Interim Staff

Rev. Tristan Emmanuel presented embattled British Columbia teacher Chris Kempling with a cheque for $9,500 at the second annual Ignite Our Culture Conference in Burlington, Ont. Nov. 12. Kempling, a teacher with the Quesnel district school board, has been battling both his employer and his teachers’ union after both of them disciplined him over comments he made outside of the classroom about homosexuality.

This included writing letters to the editor of his local newspaper, speaking at a Christian conference during the summer holidays and attending a House of Commons committee hearing to discuss homosexual “marriage.” Kempling has launched a human rights complaint against his employer and is appealing a B.C. court’s decision to uphold a B.C. College of Teachers 2004 suspension of him.

Emmanuel, executive director of the the Equipping Christians for the Public Square Centre, the organization that hosted the conference, said, “The ECP Centre is  committed to standing with him every step of the way.” The cheque presentation was the second time the ECP has provided financial assistance to Kempling.
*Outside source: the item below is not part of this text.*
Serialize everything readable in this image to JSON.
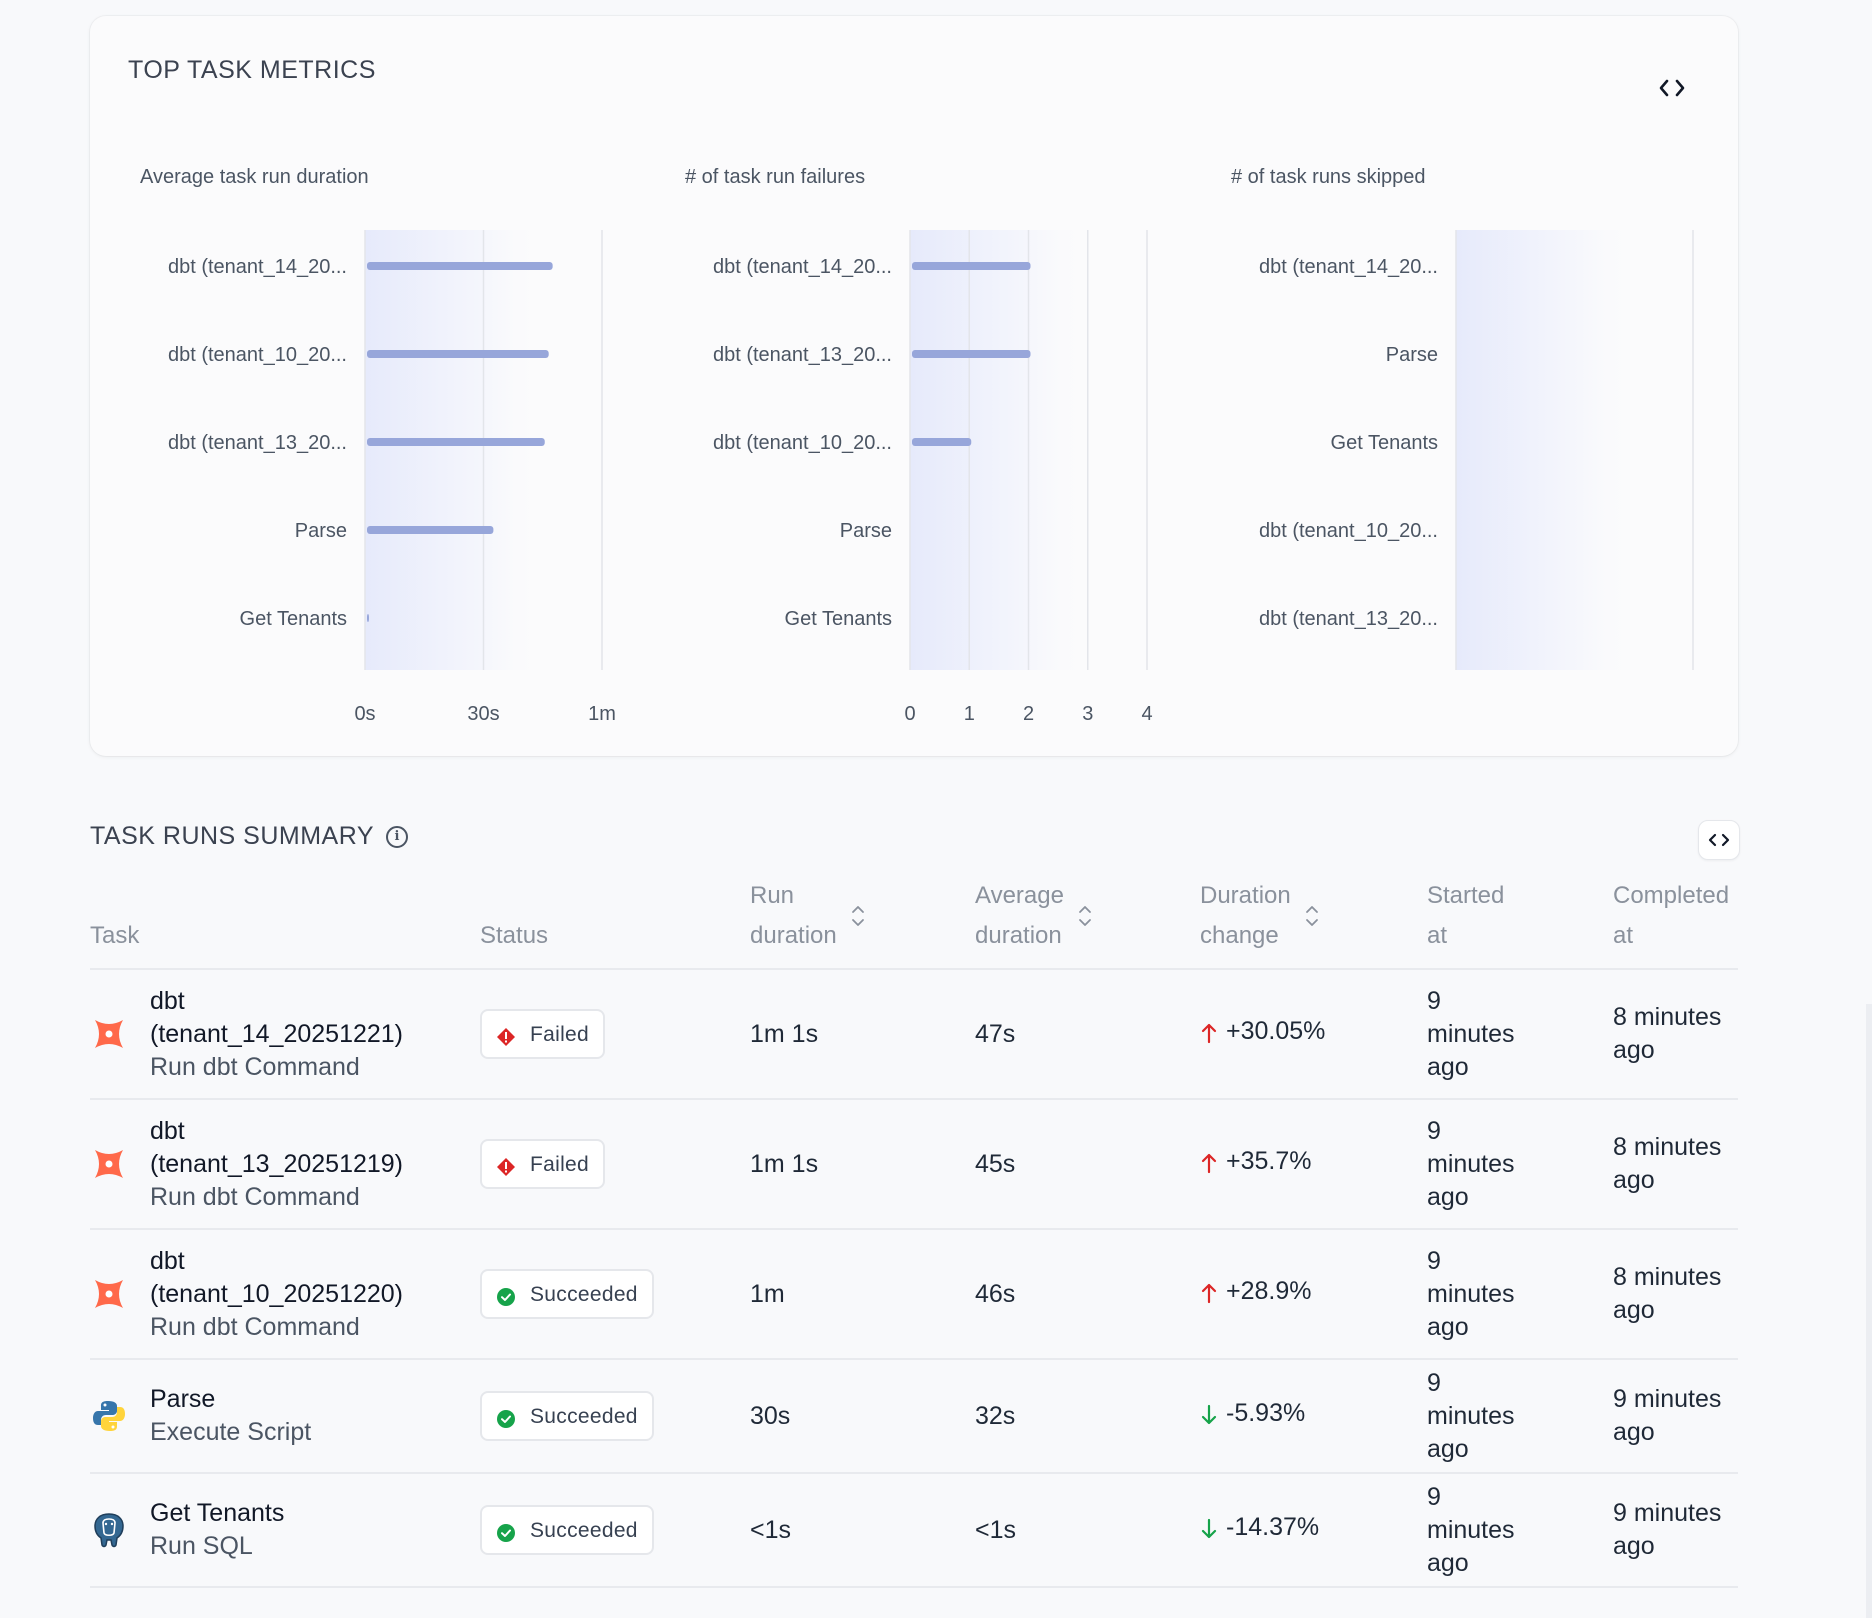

In June, it held a fundraiser for him and presented him with a cheque for $18,000.

Emmanuel described why Kempling’s case should be important to Christians across Canada: “Extremists in British Columbia’s education system have suppressed Kempling’s freedom of speech. However, secular radicals will not have the last word.”

The day before the conference, the ECP Centre held a town hall meeting that was open to the public and is expected to be broadcast on Vision TV in the new year.
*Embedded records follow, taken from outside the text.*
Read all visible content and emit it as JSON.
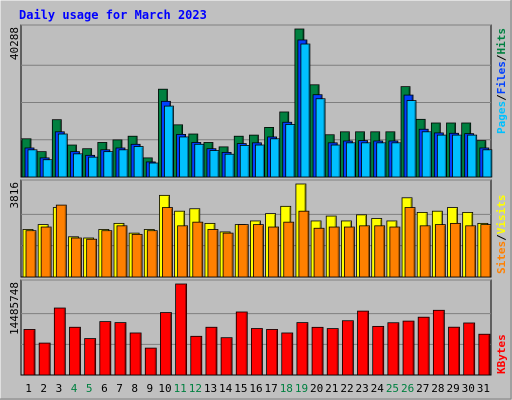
{
  "title": "Daily usage for March 2023",
  "colors": {
    "background": "#c0c0c0",
    "plot": "#bebebe",
    "title": "#0000ff",
    "hits": "#008040",
    "files": "#0040ff",
    "pages": "#00c0ff",
    "visits": "#ffff00",
    "sites": "#ff8000",
    "kbytes": "#ff0000",
    "weekend": "#008040",
    "weekday": "#000000"
  },
  "chart_data": [
    {
      "type": "bar",
      "title": "Daily usage for March 2023",
      "ymax_label": "40288",
      "ylim": [
        0,
        40288
      ],
      "categories": [
        "1",
        "2",
        "3",
        "4",
        "5",
        "6",
        "7",
        "8",
        "9",
        "10",
        "11",
        "12",
        "13",
        "14",
        "15",
        "16",
        "17",
        "18",
        "19",
        "20",
        "21",
        "22",
        "23",
        "24",
        "25",
        "26",
        "27",
        "28",
        "29",
        "30",
        "31"
      ],
      "weekend_days": [
        "4",
        "5",
        "11",
        "12",
        "18",
        "19",
        "25",
        "26"
      ],
      "series": [
        {
          "name": "Hits",
          "values": [
            10400,
            6900,
            15600,
            8700,
            7700,
            9400,
            10100,
            11100,
            5200,
            23900,
            14200,
            11700,
            9400,
            8200,
            11100,
            11400,
            13500,
            17700,
            40288,
            25100,
            11500,
            12300,
            12300,
            12300,
            12300,
            24600,
            15700,
            14700,
            14700,
            14700,
            9900
          ]
        },
        {
          "name": "Files",
          "values": [
            7900,
            5200,
            12300,
            6900,
            5900,
            7400,
            7900,
            8900,
            4100,
            20600,
            11600,
            9400,
            7700,
            6700,
            9100,
            9300,
            10900,
            14900,
            37300,
            22400,
            9300,
            9800,
            9900,
            9800,
            9800,
            22300,
            13000,
            12000,
            11900,
            11800,
            7900
          ]
        },
        {
          "name": "Pages",
          "values": [
            7400,
            4700,
            11700,
            6300,
            5400,
            6900,
            7400,
            8300,
            3800,
            19300,
            10900,
            8900,
            7200,
            6200,
            8600,
            8700,
            10400,
            14300,
            36200,
            21300,
            8700,
            9300,
            9300,
            9300,
            9300,
            20800,
            12300,
            11400,
            11400,
            11400,
            7400
          ]
        }
      ]
    },
    {
      "type": "bar",
      "ymax_label": "3816",
      "ylim": [
        0,
        3816
      ],
      "categories": [
        "1",
        "2",
        "3",
        "4",
        "5",
        "6",
        "7",
        "8",
        "9",
        "10",
        "11",
        "12",
        "13",
        "14",
        "15",
        "16",
        "17",
        "18",
        "19",
        "20",
        "21",
        "22",
        "23",
        "24",
        "25",
        "26",
        "27",
        "28",
        "29",
        "30",
        "31"
      ],
      "series": [
        {
          "name": "Visits",
          "values": [
            1950,
            2150,
            2850,
            1650,
            1600,
            1950,
            2200,
            1800,
            1950,
            3350,
            2700,
            2800,
            2200,
            1850,
            2150,
            2300,
            2600,
            2900,
            3816,
            2300,
            2500,
            2300,
            2550,
            2400,
            2300,
            3250,
            2650,
            2700,
            2850,
            2650,
            2200
          ]
        },
        {
          "name": "Sites",
          "values": [
            1900,
            2050,
            2950,
            1600,
            1550,
            1900,
            2100,
            1750,
            1900,
            2850,
            2100,
            2250,
            1950,
            1800,
            2150,
            2150,
            2050,
            2250,
            2700,
            2000,
            2050,
            2050,
            2100,
            2100,
            2050,
            2850,
            2100,
            2150,
            2200,
            2100,
            2150
          ]
        }
      ]
    },
    {
      "type": "bar",
      "ymax_label": "14485748",
      "ylim": [
        0,
        14485748
      ],
      "categories": [
        "1",
        "2",
        "3",
        "4",
        "5",
        "6",
        "7",
        "8",
        "9",
        "10",
        "11",
        "12",
        "13",
        "14",
        "15",
        "16",
        "17",
        "18",
        "19",
        "20",
        "21",
        "22",
        "23",
        "24",
        "25",
        "26",
        "27",
        "28",
        "29",
        "30",
        "31"
      ],
      "series": [
        {
          "name": "KBytes",
          "values": [
            7250000,
            5080000,
            10660000,
            7600000,
            5800000,
            8500000,
            8340000,
            6690000,
            4280000,
            9940000,
            14485748,
            6160000,
            7600000,
            5940000,
            10030000,
            7400000,
            7250000,
            6690000,
            8340000,
            7590000,
            7390000,
            8640000,
            10170000,
            7740000,
            8320000,
            8580000,
            9200000,
            10300000,
            7610000,
            8280000,
            6490000
          ]
        }
      ]
    }
  ],
  "side_labels": {
    "top": [
      "Pages",
      "Files",
      "Hits"
    ],
    "middle": [
      "Sites",
      "Visits"
    ],
    "bottom": [
      "KBytes"
    ],
    "separator": "/"
  }
}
Kempling, Scott Brockie and Larry Spencer described how they were persecuted for their views on homosexuality. Brockie fought a nine-year battle after he refused to print promotional material for the Gay and Lesbian Archives. He was brought before the Ontario Human Rights Commission. Spencer was suspended from the Canadian Alliance party caucus and later expelled from the Conservative party after the Vancouver Sun published a report that inaccurately claimed he wanted to criminalize sodomy.